According to Google, it typically takes roughly forty minutes to reach the Basilica from the train station. We’re almost there after an hour-long walk when we decide to stop for lunch. The Mediterranean-themed eatery, Mediterraneo, is adorable yet sophisticated. The outdoor patio is inviting. But since we had just endured the sun, we decide to sit inside under the fan to cool us down.
The host is courteous and understanding – honestly, one of the kindest souls I’ve encountered. Though he speaks limited English, he persists in trying to communicate with us and inquiring about our needs. We request a phone charger, and he obliges. The food is divine, prepared with love.
We linger a bit longer than usual, savoring the ambiance, catching our breath, and chatting about our trip so far. Eventually, we settle our bill to continue our journey.
The bridge linking Hungary to Slovakia is about a kilometer away, maybe less, so we opt to explore Stúrovo, Slovakia, en route. I’m not sure what I anticipated, but crossing into another country with such ease was not it.
Passport in hand, we cross the deserted border without seeing a soul. I’ll share more about the town of Stúrovo later.
Next, we head to the Esztergom Basilica, the largest church in Hungary – built in the 19th century – the city’s guiding light. It sits atop a massive hill, underscoring its magnificence and beauty. The mere act of gazing up at it while approaching fills me with a sense of hope and inspiration.
The emptiness of the streets, the stark contrast, having just left the lively city of Budapest, was so refreshing and welcomed. It felt like I had the whole city to myself. How is this place not swarming with tourists every minute?
I felt like I had found this special treasure.
I thought about the people that lived there too. What does it feel like to live in such a tranquil and beautiful place? To so clearly be able to hear the birds sing and the wind blow every day. Seemingly closed off to the world, like an impenetrable bubble.
Finally, we make it to the top of the hill and the view from the basilica is breathtaking. The river stretches out in front of me, and I can see for miles. How many people have stood in this exact spot throughout history and marveled at the same view? Because it truly is a view.

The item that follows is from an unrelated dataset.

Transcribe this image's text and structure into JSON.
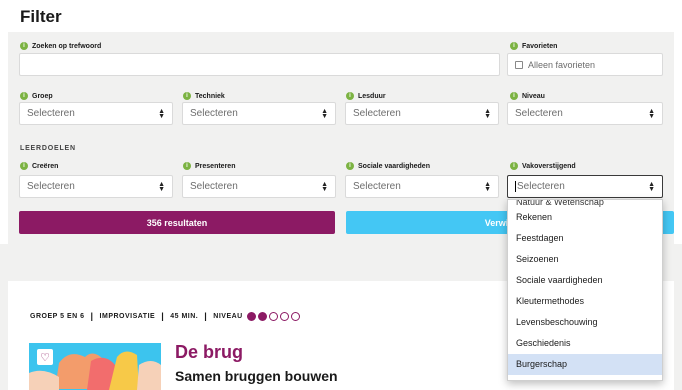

Esztergom, once the capital of Hungary, has a rich history dating back to the Roman times. It was the center of the Hungarian Catholic Church and the birthplace of the first Hungarian king, Saint Stephen. The town has witnessed many battles and has been destroyed and rebuilt several times throughout history.
I take a moment to reflect on the beauty of this town and the history that has shaped it. It’s amazing how such a small place can hold so much significance.
As I head back down the hill, I wonder how many more special places like this exist in Hungary? And how lucky am I to have stumbled upon Esztergom today? I gotta come back. I am going back.
Plan A Trip
Are you planning a trip to Esztergom? I recommend checking out the official website of the Esztergom-Budapest Archdiocese Tourism Office.
The website offers a wealth of information about the town’s many museums, galleries, and cultural events. There are also plenty of outdoor activities to explore, from hiking trails to the stunning Danube Bend, where you can take a river cruise or rent a kayak.
If you’re interested in exploring the religious heritage of Hungary, the website offers a comprehensive guide to the town’s many churches and monasteries.
There’s also information about the many pilgrimages that take place in Esztergom, including the annual National Pilgrimage, which draws thousands of visitors from all over Hungary. Happy travels.